Superior Tribunal de Justiça

determinou a soltura do paciente, cassar a decisão que decretou a prisão preventiva no Processo n. XXXXX-12.2015.8.01.0001, ressalvada a possibilidade de nova decretação da custódia cautelar se efetivamente demonstrada a sua necessidade, sem prejuízo de fixação de medida cautelar alternativa, nos termos do art. 319 do CPP.

(HC 338.553/AC, Rel. Ministro ROGERIO SCHIETTI CRUZ, SEXTA TURMA, julgado em 19/4/2016, DJe 28/4/2016.)

Dessarte, era necessário que fossem apontados dados concretos,

extraídos de elementos obtidos nos autos, que demonstrassem a necessidade de

imposição da prisão provisória.

À vista do exposto, nego provimento ao agravo regimental .

É como voto.

Ministro ANTONIO SALDANHA PALHEIRO

Relator

Superior Tribunal de Justiça

CERTIDÃO DE JULGAMENTO

SEXTA TURMA

AgRg no

Número Registro: 2021/XXXXX-7 HC 655.381 / SP

MATÉRIA CRIMINAL

Números Origem: XXXXX20218260581 XXXXX20218260000

EM MESA JULGADO: 28/09/2021

Relator

Exmo. Sr. Ministro ANTONIO SALDANHA PALHEIRO

Presidente da Sessão

Exmo. Sr. Ministro ANTONIO SALDANHA PALHEIRO

Subprocurador-Geral da República

Exmo. Sr. Dr. JOSÉ ELAERES MARQUES TEIXEIRA

Secretário

Bel. ELISEU AUGUSTO NUNES DE SANTANA

AUTUAÇÃO

IMPETRANTE : FRANCISCO MOSCATELLI NETO

ADVOGADO : FRANCISCO MOSCATELLI NETO - SP334186

IMPETRADO : TRIBUNAL DE JUSTIÇA DO ESTADO DE SÃO PAULO

PACIENTE : MATEUS GUILHERME GALDINHO DA CUNHA (PRESO)

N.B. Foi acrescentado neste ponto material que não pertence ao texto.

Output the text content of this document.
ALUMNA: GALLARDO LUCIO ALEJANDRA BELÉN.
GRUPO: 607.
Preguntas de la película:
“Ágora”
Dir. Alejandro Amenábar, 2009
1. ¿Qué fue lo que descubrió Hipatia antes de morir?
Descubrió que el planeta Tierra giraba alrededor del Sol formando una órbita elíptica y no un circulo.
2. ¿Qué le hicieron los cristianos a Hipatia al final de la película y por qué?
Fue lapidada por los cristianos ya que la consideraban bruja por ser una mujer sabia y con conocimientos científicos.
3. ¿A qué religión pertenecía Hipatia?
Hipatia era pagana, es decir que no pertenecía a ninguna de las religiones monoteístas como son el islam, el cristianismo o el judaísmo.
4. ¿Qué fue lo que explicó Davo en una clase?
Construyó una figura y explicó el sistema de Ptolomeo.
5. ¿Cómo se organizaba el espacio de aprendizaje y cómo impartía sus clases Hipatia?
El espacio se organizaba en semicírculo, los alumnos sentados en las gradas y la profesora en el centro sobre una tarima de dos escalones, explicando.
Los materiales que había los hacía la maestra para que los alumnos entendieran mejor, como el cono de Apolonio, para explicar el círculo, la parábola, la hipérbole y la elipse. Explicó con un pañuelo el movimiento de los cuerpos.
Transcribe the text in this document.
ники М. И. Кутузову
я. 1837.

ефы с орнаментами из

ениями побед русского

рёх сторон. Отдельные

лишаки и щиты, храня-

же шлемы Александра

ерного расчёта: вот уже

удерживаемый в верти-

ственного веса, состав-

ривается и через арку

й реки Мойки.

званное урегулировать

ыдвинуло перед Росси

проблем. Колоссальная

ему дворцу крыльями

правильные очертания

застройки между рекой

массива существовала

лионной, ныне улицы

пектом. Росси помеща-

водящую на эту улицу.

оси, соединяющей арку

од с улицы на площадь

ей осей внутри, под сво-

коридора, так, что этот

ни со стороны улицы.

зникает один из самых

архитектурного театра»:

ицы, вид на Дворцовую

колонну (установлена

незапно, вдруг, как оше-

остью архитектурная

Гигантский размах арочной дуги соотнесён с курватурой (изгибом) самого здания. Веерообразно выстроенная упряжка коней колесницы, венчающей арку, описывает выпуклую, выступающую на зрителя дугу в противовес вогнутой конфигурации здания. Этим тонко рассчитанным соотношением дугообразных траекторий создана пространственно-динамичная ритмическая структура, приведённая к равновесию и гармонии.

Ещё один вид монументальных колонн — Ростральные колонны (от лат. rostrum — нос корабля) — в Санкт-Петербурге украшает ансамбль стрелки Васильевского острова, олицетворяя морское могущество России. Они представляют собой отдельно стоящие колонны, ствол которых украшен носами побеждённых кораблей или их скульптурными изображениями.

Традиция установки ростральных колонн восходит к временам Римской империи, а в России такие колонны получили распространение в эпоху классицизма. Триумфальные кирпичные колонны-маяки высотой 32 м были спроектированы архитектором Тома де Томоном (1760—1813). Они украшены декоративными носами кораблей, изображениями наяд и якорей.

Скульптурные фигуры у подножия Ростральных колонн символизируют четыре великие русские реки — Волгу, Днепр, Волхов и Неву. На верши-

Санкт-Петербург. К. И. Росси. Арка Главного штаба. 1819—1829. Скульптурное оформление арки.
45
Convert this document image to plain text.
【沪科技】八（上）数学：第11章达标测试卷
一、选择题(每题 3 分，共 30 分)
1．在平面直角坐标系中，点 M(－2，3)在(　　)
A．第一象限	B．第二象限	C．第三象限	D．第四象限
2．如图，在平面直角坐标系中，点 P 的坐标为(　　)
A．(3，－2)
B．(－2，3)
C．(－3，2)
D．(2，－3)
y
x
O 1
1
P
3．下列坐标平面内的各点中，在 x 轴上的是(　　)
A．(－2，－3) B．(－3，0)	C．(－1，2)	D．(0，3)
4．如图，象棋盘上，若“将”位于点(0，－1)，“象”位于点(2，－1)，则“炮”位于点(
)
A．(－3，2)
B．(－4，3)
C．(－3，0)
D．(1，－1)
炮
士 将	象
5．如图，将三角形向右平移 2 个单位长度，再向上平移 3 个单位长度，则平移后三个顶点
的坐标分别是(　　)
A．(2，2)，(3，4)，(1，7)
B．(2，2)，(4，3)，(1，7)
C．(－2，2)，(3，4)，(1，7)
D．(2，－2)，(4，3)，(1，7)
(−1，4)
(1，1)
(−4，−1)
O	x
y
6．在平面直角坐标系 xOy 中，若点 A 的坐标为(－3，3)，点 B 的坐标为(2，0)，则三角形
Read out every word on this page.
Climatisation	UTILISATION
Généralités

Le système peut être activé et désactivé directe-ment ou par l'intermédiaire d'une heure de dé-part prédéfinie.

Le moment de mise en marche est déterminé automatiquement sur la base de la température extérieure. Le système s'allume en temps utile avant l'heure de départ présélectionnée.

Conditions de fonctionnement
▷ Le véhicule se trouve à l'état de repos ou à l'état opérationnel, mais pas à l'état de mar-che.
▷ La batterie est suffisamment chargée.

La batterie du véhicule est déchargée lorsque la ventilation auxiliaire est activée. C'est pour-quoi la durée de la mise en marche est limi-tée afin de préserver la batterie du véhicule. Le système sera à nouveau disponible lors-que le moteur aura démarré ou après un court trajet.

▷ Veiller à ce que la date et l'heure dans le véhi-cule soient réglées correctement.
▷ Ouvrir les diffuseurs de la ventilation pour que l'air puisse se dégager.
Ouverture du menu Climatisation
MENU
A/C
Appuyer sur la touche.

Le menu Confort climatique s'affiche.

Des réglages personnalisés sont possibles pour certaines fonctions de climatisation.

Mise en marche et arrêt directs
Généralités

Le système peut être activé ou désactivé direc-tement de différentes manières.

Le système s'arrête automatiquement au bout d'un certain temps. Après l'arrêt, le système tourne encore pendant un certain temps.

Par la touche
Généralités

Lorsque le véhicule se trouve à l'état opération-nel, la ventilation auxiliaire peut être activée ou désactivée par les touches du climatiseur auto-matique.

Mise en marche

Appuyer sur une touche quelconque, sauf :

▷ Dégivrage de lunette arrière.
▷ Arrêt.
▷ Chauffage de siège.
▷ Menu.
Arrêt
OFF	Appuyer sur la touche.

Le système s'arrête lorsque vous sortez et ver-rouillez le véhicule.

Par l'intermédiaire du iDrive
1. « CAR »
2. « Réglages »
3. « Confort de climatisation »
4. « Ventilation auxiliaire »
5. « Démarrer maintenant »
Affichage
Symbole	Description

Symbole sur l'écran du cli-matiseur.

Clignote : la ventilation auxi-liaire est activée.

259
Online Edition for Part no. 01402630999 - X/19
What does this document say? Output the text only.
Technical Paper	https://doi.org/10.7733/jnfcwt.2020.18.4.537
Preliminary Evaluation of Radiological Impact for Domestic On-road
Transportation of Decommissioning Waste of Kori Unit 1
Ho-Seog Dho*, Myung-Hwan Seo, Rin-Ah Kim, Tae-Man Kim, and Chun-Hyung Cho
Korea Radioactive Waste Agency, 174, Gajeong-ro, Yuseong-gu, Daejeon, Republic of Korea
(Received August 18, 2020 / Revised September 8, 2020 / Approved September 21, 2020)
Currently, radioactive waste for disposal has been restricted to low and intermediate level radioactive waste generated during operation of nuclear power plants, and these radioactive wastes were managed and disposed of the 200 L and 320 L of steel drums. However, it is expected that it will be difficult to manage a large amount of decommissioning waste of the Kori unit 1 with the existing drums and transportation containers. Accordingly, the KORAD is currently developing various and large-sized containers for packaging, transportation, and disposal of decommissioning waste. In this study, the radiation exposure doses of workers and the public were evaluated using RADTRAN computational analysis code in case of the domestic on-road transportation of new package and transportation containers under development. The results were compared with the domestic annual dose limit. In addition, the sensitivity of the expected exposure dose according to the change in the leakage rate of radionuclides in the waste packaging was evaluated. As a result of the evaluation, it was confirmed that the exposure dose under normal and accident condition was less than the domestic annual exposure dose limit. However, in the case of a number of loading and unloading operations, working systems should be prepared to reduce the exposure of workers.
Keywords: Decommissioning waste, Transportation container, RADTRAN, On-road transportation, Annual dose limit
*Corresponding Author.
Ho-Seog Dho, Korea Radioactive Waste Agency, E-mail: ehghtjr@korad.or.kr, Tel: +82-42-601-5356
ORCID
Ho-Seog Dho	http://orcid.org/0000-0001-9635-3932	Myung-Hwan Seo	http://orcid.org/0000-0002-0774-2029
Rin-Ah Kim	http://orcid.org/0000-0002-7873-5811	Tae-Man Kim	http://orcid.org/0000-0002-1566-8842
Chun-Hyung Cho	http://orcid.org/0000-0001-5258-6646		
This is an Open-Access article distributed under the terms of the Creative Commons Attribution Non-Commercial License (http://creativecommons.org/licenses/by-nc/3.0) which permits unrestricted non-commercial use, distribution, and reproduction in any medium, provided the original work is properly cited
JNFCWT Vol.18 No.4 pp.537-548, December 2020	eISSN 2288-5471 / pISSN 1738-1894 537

OUTRO NOME : MATHUES GUILHERME GALDINHO DA CUNHA (PRESO)

INTERES. : MINISTÉRIO PÚBLICO DO ESTADO DE SÃO PAULO

ASSUNTO: DIREITO PENAL - Crimes Previstos na Legislação Extravagante - Crimes de Tráfico Ilícito e

Uso Indevido de Drogas - Tráfico de Drogas e Condutas Afins

AGRAVO REGIMENTAL

AGRAVANTE : MINISTÉRIO PÚBLICO FEDERAL

AGRAVADO : MATEUS GUILHERME GALDINHO DA CUNHA (PRESO)

ADVOGADO : FRANCISCO MOSCATELLI NETO - SP334186

OUTRO NOME : MATHUES GUILHERME GALDINHO DA CUNHA (PRESO)

INTERES. : MINISTÉRIO PÚBLICO DO ESTADO DE SÃO PAULO

IMPETRADO : TRIBUNAL DE JUSTIÇA DO ESTADO DE SÃO PAULO

INTERES. : MINISTÉRIO PÚBLICO DO ESTADO DE SÃO PAULO

CERTIDÃO

Certifico que a egrégia SEXTA TURMA, ao apreciar o processo em epígrafe na sessão realizada nesta data, proferiu a seguinte decisão:

A Sexta Turma, por unanimidade, negou provimento ao agravo regimental, nos termos do voto do Sr. Ministro Relator.

Os Srs. Ministros Olindo Menezes (Desembargador Convocado do TRF 1ª Região), Laurita Vaz, Sebastião Reis Júnior e Rogerio Schietti Cruz votaram com o Sr. Ministro Relator.